Exchanges are used to exchange one cryptocurrency for another one. You can use, for example, Coinbase or Binance. But it is highly recommended to remove your coins from exchanges because they are having custody over your coins and when they go bust your coins go with it. There are countless stories, hacks, and scams where people lost money in centralized exchanges. What you want to do is use a decentralized exchange. Examples are Uniswap, Sushiswap, Pancakeswap and many more. This platforms use automated market maker mechanism to buy and sell cryptocurrency.

A derivative is a contract whose value is derived from other assets such as stocks, commodities, currencies, etc.

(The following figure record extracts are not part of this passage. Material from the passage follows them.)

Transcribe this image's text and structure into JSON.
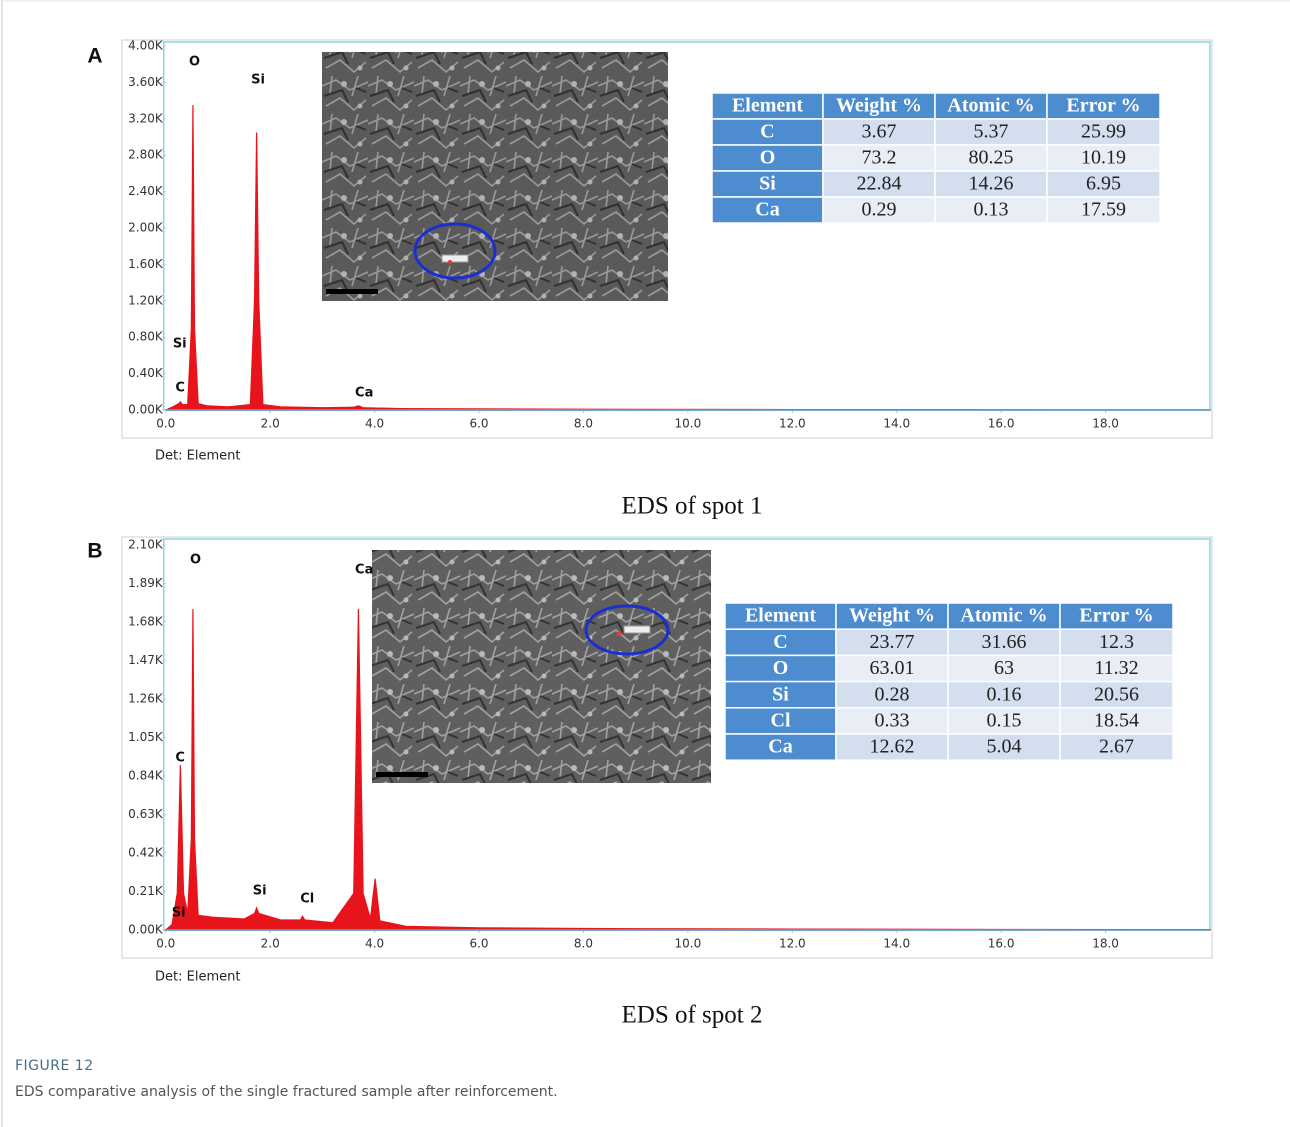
{
  "figure_label": "FIGURE 12",
  "caption": "EDS comparative analysis of the single fractured sample after reinforcement.",
  "chart_data": [
    {
      "type": "area",
      "panel_label": "A",
      "note": "Det: Element",
      "caption": "EDS of spot 1",
      "xlim": [
        -0.8,
        20
      ],
      "ylim": [
        0,
        4000
      ],
      "xticks": [
        {
          "value": 0,
          "label": "0.0"
        },
        {
          "value": 2,
          "label": "2.0"
        },
        {
          "value": 4,
          "label": "4.0"
        },
        {
          "value": 6,
          "label": "6.0"
        },
        {
          "value": 8,
          "label": "8.0"
        },
        {
          "value": 10,
          "label": "10.0"
        },
        {
          "value": 12,
          "label": "12.0"
        },
        {
          "value": 14,
          "label": "14.0"
        },
        {
          "value": 16,
          "label": "16.0"
        },
        {
          "value": 18,
          "label": "18.0"
        }
      ],
      "yticks": [
        {
          "value": 0,
          "label": "0.00K"
        },
        {
          "value": 400,
          "label": "0.40K"
        },
        {
          "value": 800,
          "label": "0.80K"
        },
        {
          "value": 1200,
          "label": "1.20K"
        },
        {
          "value": 1600,
          "label": "1.60K"
        },
        {
          "value": 2000,
          "label": "2.00K"
        },
        {
          "value": 2400,
          "label": "2.40K"
        },
        {
          "value": 2800,
          "label": "2.80K"
        },
        {
          "value": 3200,
          "label": "3.20K"
        },
        {
          "value": 3600,
          "label": "3.60K"
        },
        {
          "value": 4000,
          "label": "4.00K"
        }
      ],
      "series": [
        {
          "color": "#e8141c",
          "x": [
            0,
            0.15,
            0.25,
            0.28,
            0.32,
            0.42,
            0.49,
            0.52,
            0.55,
            0.62,
            0.8,
            1.2,
            1.62,
            1.7,
            1.74,
            1.78,
            1.86,
            2.2,
            3.0,
            3.6,
            3.69,
            3.78,
            4.5,
            8,
            12,
            16,
            20
          ],
          "values": [
            0,
            40,
            70,
            90,
            60,
            60,
            900,
            3350,
            900,
            70,
            45,
            35,
            60,
            1200,
            3050,
            1200,
            60,
            35,
            25,
            30,
            45,
            25,
            15,
            8,
            5,
            3,
            2
          ]
        }
      ],
      "annotations": [
        {
          "text": "O",
          "x": 0.56,
          "y": 3824
        },
        {
          "text": "Si",
          "x": 1.75,
          "y": 3626
        },
        {
          "text": "Si",
          "x": 0.25,
          "y": 725
        },
        {
          "text": "C",
          "x": 0.3,
          "y": 242
        },
        {
          "text": "Ca",
          "x": 3.74,
          "y": 187
        }
      ]
    },
    {
      "type": "area",
      "panel_label": "B",
      "note": "Det: Element",
      "caption": "EDS of spot 2",
      "xlim": [
        -0.8,
        20
      ],
      "ylim": [
        0,
        2100
      ],
      "xticks": [
        {
          "value": 0,
          "label": "0.0"
        },
        {
          "value": 2,
          "label": "2.0"
        },
        {
          "value": 4,
          "label": "4.0"
        },
        {
          "value": 6,
          "label": "6.0"
        },
        {
          "value": 8,
          "label": "8.0"
        },
        {
          "value": 10,
          "label": "10.0"
        },
        {
          "value": 12,
          "label": "12.0"
        },
        {
          "value": 14,
          "label": "14.0"
        },
        {
          "value": 16,
          "label": "16.0"
        },
        {
          "value": 18,
          "label": "18.0"
        }
      ],
      "yticks": [
        {
          "value": 0,
          "label": "0.00K"
        },
        {
          "value": 210,
          "label": "0.21K"
        },
        {
          "value": 420,
          "label": "0.42K"
        },
        {
          "value": 630,
          "label": "0.63K"
        },
        {
          "value": 840,
          "label": "0.84K"
        },
        {
          "value": 1050,
          "label": "1.05K"
        },
        {
          "value": 1260,
          "label": "1.26K"
        },
        {
          "value": 1470,
          "label": "1.47K"
        },
        {
          "value": 1680,
          "label": "1.68K"
        },
        {
          "value": 1890,
          "label": "1.89K"
        },
        {
          "value": 2100,
          "label": "2.10K"
        }
      ],
      "series": [
        {
          "color": "#e8141c",
          "x": [
            0,
            0.12,
            0.22,
            0.28,
            0.34,
            0.42,
            0.49,
            0.52,
            0.55,
            0.62,
            0.9,
            1.5,
            1.7,
            1.74,
            1.78,
            2.2,
            2.58,
            2.62,
            2.66,
            3.2,
            3.6,
            3.69,
            3.78,
            3.92,
            4.01,
            4.1,
            4.6,
            6,
            8,
            12,
            16,
            20
          ],
          "values": [
            0,
            30,
            200,
            900,
            200,
            90,
            500,
            1750,
            500,
            80,
            70,
            60,
            90,
            120,
            90,
            55,
            55,
            75,
            55,
            40,
            200,
            1750,
            200,
            60,
            280,
            50,
            20,
            12,
            8,
            5,
            3,
            2
          ]
        }
      ],
      "annotations": [
        {
          "text": "O",
          "x": 0.58,
          "y": 2018
        },
        {
          "text": "Ca",
          "x": 3.74,
          "y": 1963
        },
        {
          "text": "C",
          "x": 0.3,
          "y": 938
        },
        {
          "text": "Si",
          "x": 1.78,
          "y": 213
        },
        {
          "text": "Cl",
          "x": 2.69,
          "y": 169
        },
        {
          "text": "Si",
          "x": 0.23,
          "y": 93
        }
      ]
    }
  ],
  "tables": [
    {
      "header": [
        "Element",
        "Weight %",
        "Atomic %",
        "Error %"
      ],
      "rows": [
        [
          "C",
          3.67,
          5.37,
          25.99
        ],
        [
          "O",
          73.2,
          80.25,
          10.19
        ],
        [
          "Si",
          22.84,
          14.26,
          6.95
        ],
        [
          "Ca",
          0.29,
          0.13,
          17.59
        ]
      ]
    },
    {
      "header": [
        "Element",
        "Weight %",
        "Atomic %",
        "Error %"
      ],
      "rows": [
        [
          "C",
          23.77,
          31.66,
          12.3
        ],
        [
          "O",
          63.01,
          63,
          11.32
        ],
        [
          "Si",
          0.28,
          0.16,
          20.56
        ],
        [
          "Cl",
          0.33,
          0.15,
          18.54
        ],
        [
          "Ca",
          12.62,
          5.04,
          2.67
        ]
      ]
    }
  ]
}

Traders can use derivatives to hedge their position and decrease the risk in any particular trade. For example, if you are a global manufacturer of rubber gloves want to hedge yourself from an increase in the rubber price you can buy a futures contract from your supplier to deliver a specific amount of good at a specific future delivery date at an agreed price today. These contracts are mainly traded on centralized platforms and DeFi platforms are starting to tap into this huge market.

Insurance is another large area in DeFi. The definition of insurance is that a financial institution covers you for any future loss against a e.g. monthly premium that you pay. Common insurances are in health, car, home and life. In the DeFi space, huge amount of money is locked in DeFi protocols. DeFi insurance protocols would allow you to hedge against the risk of an exploit of protocols where you have money locked.

Governance of crypto projects is also becoming more decentralized. A trending term, which will grow in the future is a decentralized autonomous organization or in short DAO. These are smart contracts that handle each decision of the company. For example if the founders of a project want to use the fund to build a specific product in a DAO they would need to get the votes of the community before progressing. This takes the centralized power of founders away and puts it to the community.